DeBeers, a unit of Anglo American, is betting on its biggest market and will back it up with a large investment.

    The company said its 2019 marketing budget will exceed last year’s figure of $170 million as it focuses on the United States, where women lavishing diamonds on themselves has boosted sales.

    Trade tensions and protests in Hong Kong have hurt sales in China, the second largest diamond market in the world, but in demand in the United States has remained steady. Reuters reported that DeBeers and others see potential for growth in jewelry demand, as shown by LVMH’s nearly $14.5 billion offer, made public on Monday, to buy Tiffany & Co.

    Esther Oberbeck, group head of strategy at De Beers, the world’s biggest diamond producer by value, said in an interview the company was about to launch new marketing campaigns, focused on the U.S. and China.

    She did not specify the budget, but said De Beers’ 2019 spend would exceed last year’s $170 million and was the highest in more than a decade.

    The campaigns, which she said would concentrate on “self-purchase and the bridal market,” are based on research carried out for De Beers, published on Monday.

    It found the share of U.S. women buying their own engagement ring doubled from 7 to 14 percent over the five-year period 2013-2017 and that women on average spent a third more than men – $4,400 compared with $3,300.

    De Beers sells rough diamonds and jewelry through its Forevermark brand.
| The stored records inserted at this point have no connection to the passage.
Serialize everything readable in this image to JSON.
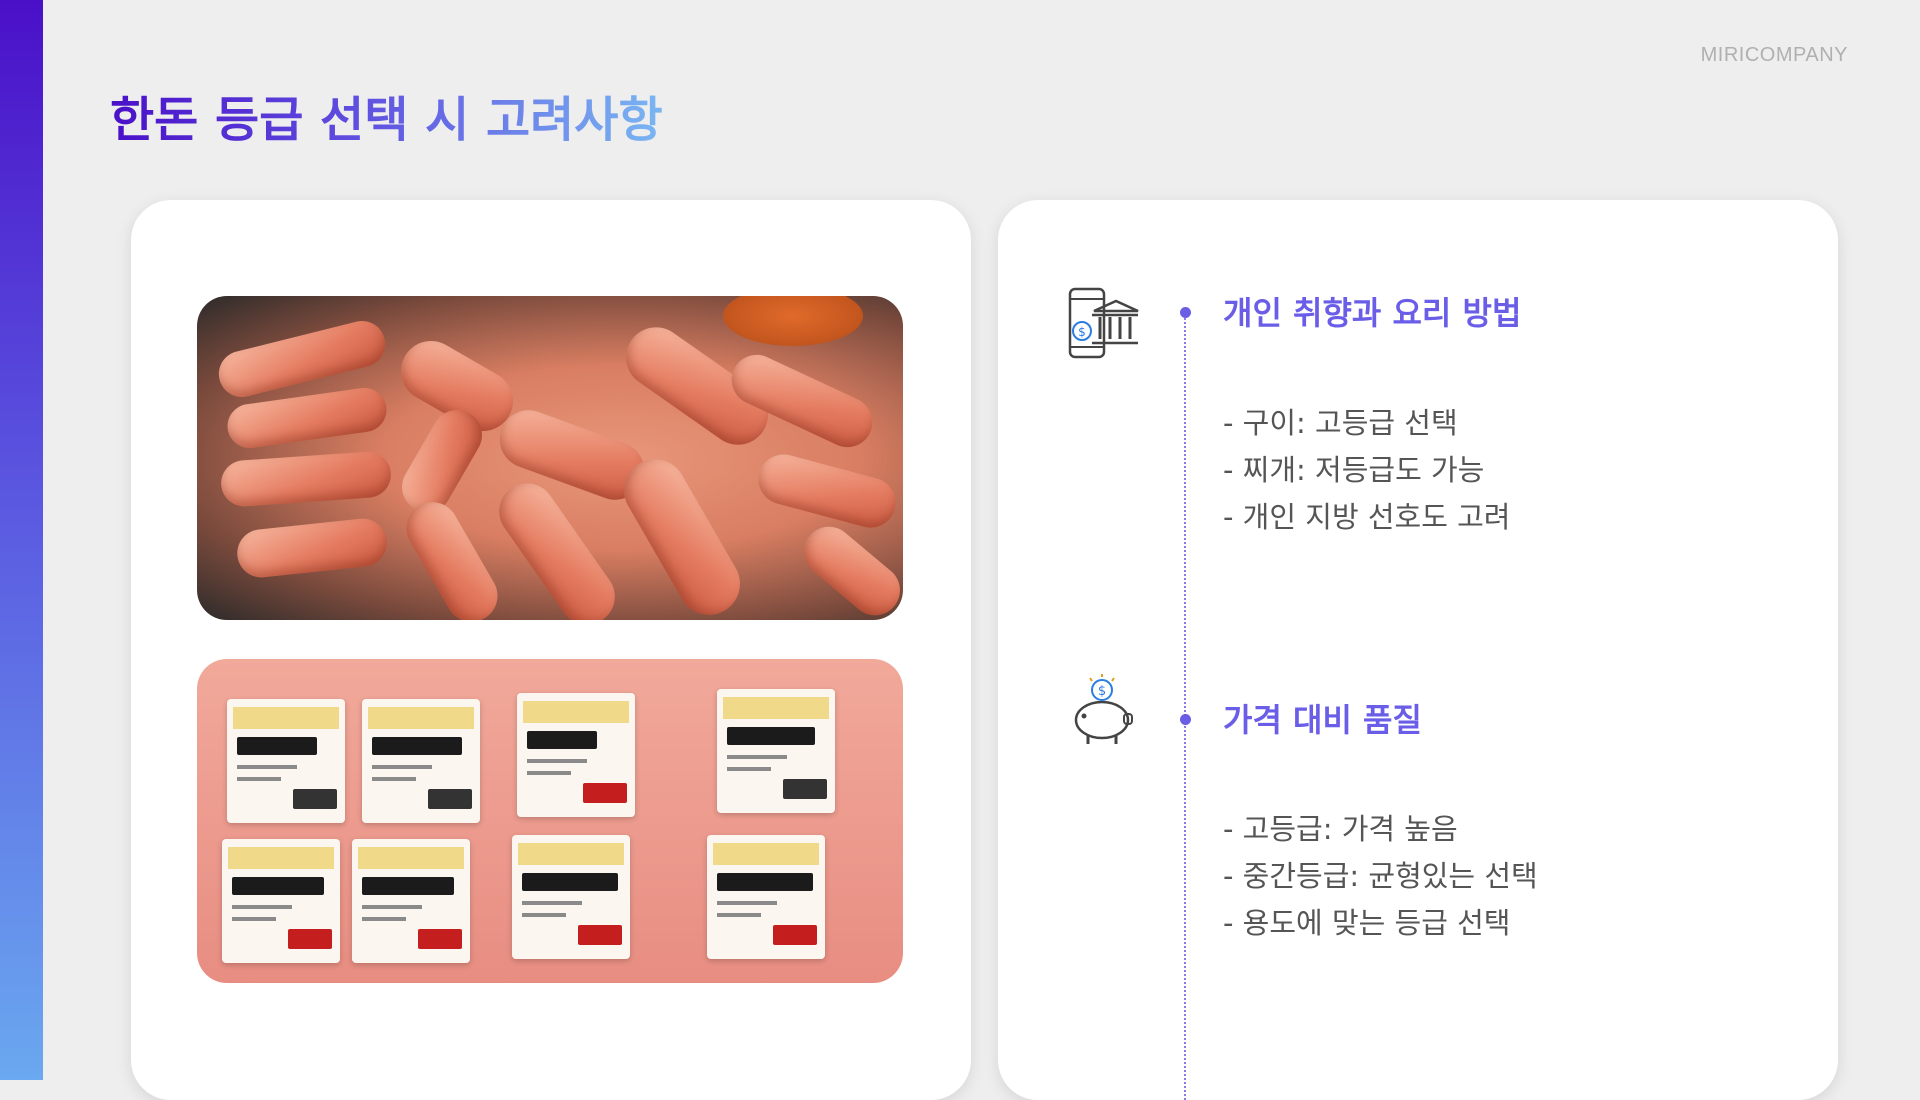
{
  "brand": "MIRICOMPANY",
  "title": "한돈 등급 선택 시 고려사항",
  "colors": {
    "accent_purple": "#4a10c8",
    "accent_blue": "#7ab6f2",
    "heading": "#6a5de8",
    "text": "#555555"
  },
  "images": [
    {
      "name": "grilled-pork-photo",
      "description_icon": "photo"
    },
    {
      "name": "pork-price-tags-photo",
      "description_icon": "photo"
    }
  ],
  "sections": [
    {
      "icon": "mobile-banking-icon",
      "heading": "개인 취향과 요리 방법",
      "items": [
        "- 구이: 고등급 선택",
        "- 찌개: 저등급도 가능",
        "- 개인 지방 선호도 고려"
      ]
    },
    {
      "icon": "piggy-bank-icon",
      "heading": "가격 대비 품질",
      "items": [
        "- 고등급: 가격 높음",
        "- 중간등급: 균형있는 선택",
        "- 용도에 맞는 등급 선택"
      ]
    }
  ]
}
    Its research anticipates the rough diamond market will recover from a period of oversupply as some mines reach their end of their lives, notably Rio Tinto’s Argyle Mine in Australia.

    Global consumer demand for diamonds rose by 2 percent in 2018 to $76 billion and, in dollar terms, China and the United States were the fastest-growing regions, both increasing by 5 percent year on year, it said.

    Demand for diamond jewelry in the U.S. rose by 5 percent to $36 billion, representing just under half of total global diamond jewelry demand, underpinned by “solid macro-economic factors,” the De Beers research found.